Bolstered by their preliminary success, they evaluated the video in other settings. The video was tested in 51 individuals who were admitted to two skilled nursing facilities.[9] Patients who saw the video were more likely to prefer comfort care (80% vs 57%) and less likely to prefer life-prolonging care (12% vs 33%). The video was tested in 200 older people who were asked about future care if they developed advanced dementia.[10] Individuals who saw the video were much more likely to prefer comfort care (86% vs 64%), less likely to want life-prolonging care (4% vs 14%), and less likely to be uncertain (1% vs 3%). The video was used with similar results in 23 surrogate decision-makers for critically ill adults.[11] "When the surrogates were making decisions about CPR using a verbal discussion, 78% said yes to CPR. When they watched the video, it was 41%," said Dr Volandes.

The video was remade using physicians with different ethnic backgrounds and in different languages, and researchers have launched a large trial of the videos. "Over the next 10 years, we are conducting large, pragmatic trials that have just started in two large nursing home chains, involving 600 nursing homes across the country," said Dr Volandes. "Half of the individuals get usual care, and the other half use the entire suite of videos. Over the course of 3 years, we are going to see where people die, who gets chemotherapy in the last month of life, and whether the care delivered is aligned with what the patient wanted."

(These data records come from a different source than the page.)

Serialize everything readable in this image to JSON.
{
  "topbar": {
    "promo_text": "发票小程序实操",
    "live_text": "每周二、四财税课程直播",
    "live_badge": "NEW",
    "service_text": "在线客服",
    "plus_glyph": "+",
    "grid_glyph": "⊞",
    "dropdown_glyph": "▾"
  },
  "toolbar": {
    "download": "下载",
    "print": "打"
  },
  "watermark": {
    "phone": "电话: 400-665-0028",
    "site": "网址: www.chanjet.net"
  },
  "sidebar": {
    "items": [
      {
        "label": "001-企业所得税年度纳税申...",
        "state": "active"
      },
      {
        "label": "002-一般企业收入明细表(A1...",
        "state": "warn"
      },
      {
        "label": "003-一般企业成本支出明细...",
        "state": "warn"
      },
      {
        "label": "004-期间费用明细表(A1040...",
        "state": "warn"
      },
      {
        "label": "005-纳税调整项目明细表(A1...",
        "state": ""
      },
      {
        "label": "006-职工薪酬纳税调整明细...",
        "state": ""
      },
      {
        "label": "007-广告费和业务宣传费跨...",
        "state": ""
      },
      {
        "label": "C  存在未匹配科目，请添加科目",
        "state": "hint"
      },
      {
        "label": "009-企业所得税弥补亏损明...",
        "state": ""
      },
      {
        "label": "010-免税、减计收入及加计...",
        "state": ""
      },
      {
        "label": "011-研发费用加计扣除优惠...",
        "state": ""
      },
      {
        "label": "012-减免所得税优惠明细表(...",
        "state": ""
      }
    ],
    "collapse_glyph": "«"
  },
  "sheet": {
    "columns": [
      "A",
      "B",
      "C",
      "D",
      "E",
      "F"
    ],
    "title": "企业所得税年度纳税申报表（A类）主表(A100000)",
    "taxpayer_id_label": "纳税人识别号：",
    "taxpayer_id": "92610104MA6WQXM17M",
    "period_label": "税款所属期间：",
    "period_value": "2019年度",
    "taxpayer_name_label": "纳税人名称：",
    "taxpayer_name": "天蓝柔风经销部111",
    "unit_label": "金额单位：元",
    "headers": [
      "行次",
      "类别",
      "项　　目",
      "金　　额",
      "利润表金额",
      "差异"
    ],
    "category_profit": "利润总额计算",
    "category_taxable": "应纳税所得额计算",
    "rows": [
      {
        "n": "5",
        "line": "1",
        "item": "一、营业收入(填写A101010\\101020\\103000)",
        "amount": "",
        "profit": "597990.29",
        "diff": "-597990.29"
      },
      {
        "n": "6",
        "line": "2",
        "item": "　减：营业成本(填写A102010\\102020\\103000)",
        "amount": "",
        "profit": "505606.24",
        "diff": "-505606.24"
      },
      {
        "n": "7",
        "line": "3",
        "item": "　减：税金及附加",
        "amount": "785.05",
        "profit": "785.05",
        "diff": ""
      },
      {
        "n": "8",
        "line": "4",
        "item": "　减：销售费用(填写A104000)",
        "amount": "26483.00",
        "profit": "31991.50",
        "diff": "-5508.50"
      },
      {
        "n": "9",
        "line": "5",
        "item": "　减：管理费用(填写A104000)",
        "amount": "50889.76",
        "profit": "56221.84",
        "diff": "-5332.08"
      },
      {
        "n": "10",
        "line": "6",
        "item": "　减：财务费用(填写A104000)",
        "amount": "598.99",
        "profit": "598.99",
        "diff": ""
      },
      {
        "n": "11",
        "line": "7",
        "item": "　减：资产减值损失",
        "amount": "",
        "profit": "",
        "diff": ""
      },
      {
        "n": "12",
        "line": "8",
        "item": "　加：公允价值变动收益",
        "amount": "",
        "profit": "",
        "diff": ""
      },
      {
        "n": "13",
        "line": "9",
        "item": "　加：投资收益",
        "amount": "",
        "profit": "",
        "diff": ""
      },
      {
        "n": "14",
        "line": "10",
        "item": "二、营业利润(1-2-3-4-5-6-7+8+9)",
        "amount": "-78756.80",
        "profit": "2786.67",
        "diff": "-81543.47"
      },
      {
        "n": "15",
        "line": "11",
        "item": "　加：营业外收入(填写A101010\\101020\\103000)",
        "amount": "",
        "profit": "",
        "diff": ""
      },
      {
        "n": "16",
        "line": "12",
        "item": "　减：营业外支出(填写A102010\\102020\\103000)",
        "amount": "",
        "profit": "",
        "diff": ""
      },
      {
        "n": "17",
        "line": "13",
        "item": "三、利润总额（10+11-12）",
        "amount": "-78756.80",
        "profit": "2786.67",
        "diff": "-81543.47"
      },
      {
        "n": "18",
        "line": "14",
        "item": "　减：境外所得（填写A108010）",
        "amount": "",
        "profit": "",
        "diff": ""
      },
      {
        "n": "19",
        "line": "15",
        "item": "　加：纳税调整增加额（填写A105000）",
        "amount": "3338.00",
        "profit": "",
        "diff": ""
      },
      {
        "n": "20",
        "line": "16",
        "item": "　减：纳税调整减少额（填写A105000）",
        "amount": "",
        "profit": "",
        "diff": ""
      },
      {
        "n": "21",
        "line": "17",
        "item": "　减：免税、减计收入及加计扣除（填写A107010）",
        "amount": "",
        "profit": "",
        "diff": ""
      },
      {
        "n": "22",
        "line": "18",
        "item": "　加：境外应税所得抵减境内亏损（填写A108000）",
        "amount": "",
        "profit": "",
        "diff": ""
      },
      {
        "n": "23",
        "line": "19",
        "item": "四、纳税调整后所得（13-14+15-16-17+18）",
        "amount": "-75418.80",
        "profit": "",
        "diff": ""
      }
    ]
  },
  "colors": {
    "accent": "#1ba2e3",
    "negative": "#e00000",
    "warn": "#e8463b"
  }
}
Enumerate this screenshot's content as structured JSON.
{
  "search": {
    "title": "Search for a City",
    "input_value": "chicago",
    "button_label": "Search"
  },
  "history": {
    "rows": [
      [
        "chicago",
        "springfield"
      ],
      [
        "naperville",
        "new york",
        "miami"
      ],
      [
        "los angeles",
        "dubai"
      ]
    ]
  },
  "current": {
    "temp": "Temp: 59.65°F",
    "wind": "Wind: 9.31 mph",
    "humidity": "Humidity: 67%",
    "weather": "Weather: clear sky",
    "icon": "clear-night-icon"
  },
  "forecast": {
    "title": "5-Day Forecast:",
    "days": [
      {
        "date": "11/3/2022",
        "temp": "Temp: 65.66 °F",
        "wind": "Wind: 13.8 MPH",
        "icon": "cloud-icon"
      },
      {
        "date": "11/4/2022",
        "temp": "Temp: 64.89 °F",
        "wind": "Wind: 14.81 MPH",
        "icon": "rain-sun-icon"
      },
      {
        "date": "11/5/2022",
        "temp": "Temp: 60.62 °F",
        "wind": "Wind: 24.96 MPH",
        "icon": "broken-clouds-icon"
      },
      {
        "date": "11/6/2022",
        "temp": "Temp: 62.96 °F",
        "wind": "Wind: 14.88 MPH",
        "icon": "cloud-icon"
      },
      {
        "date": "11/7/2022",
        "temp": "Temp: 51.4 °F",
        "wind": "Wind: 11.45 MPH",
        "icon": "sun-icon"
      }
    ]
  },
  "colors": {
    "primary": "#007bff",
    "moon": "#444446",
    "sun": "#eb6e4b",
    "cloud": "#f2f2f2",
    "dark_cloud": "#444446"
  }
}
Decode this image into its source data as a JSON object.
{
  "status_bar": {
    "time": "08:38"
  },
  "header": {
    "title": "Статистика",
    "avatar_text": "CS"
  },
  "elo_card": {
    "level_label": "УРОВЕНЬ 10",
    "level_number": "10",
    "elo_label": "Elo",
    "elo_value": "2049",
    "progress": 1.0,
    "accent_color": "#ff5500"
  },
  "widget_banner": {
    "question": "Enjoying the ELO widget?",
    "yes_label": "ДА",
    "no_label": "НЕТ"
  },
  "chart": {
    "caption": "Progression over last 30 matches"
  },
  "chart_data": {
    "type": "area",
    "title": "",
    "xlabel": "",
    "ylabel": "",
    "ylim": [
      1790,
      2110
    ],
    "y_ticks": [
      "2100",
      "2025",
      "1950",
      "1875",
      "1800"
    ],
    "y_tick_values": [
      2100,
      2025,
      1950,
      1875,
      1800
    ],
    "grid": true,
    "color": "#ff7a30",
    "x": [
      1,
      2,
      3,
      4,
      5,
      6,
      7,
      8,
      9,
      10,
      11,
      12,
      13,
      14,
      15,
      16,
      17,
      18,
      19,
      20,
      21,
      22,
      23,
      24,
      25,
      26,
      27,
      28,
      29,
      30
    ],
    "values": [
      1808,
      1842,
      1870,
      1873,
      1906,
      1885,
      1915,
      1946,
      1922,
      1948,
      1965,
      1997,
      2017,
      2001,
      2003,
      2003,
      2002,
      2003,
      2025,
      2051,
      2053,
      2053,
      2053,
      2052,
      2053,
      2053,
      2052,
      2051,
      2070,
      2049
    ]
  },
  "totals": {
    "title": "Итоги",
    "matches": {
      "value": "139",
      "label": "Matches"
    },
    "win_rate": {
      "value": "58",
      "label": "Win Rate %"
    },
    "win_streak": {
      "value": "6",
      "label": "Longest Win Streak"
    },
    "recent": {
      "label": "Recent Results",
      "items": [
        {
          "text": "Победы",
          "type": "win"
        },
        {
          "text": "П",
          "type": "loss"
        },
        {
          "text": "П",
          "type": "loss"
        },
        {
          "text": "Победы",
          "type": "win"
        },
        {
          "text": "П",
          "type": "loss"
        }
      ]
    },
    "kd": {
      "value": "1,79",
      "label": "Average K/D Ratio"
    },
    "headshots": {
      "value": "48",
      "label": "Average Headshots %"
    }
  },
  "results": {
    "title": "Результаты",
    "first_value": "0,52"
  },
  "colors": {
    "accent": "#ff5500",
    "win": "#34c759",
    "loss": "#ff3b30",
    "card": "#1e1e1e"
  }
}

According to Dr Volandes, the most ambitious video project is being conducted in Hawaii and led by Rae Seitz, MD, medical director of the nonprofit Hawaii Medical Service Association. The videos, in languages that Hawaiians speak including English, Tagalog, Samoan, Cantonese, and Japanese, are being used with 15 hospitals and 600 doctors in the Aloha state. "If you are getting chemotherapy in Hawaii, you are watching the suite of videos," said Dr Volandes. Halfway through the 3-year project, the data show that the videos decrease hospital death by 30% and increase hospice referrals by 25%. "Those are outrageous numbers," said Dr Volandes.

The Boston clinicians have also developed a short video defining and discussing palliative care. The video informs patients, for example, that palliative care is an extra level of support that can be provided along with regular medical care and that it can be used even in patients who have a chance of cure.

Clinicians not involved with the film research are impressed with the video decision support tools. Tony Back, MD, an expert in patient-clinician communication at Seattle Cancer Care Alliance and Fred Hutchinson Cancer Research Center in Seattle, Washington, said that the videos "have tremendous potential." Daniel Hinshaw, MD, a professor of surgery at the University of Michigan and a member of the palliative care program at the Veterans Affairs Ann Arbor Healthcare System Medical Center, noted that the project was evidence that "a picture is worth a thousand words."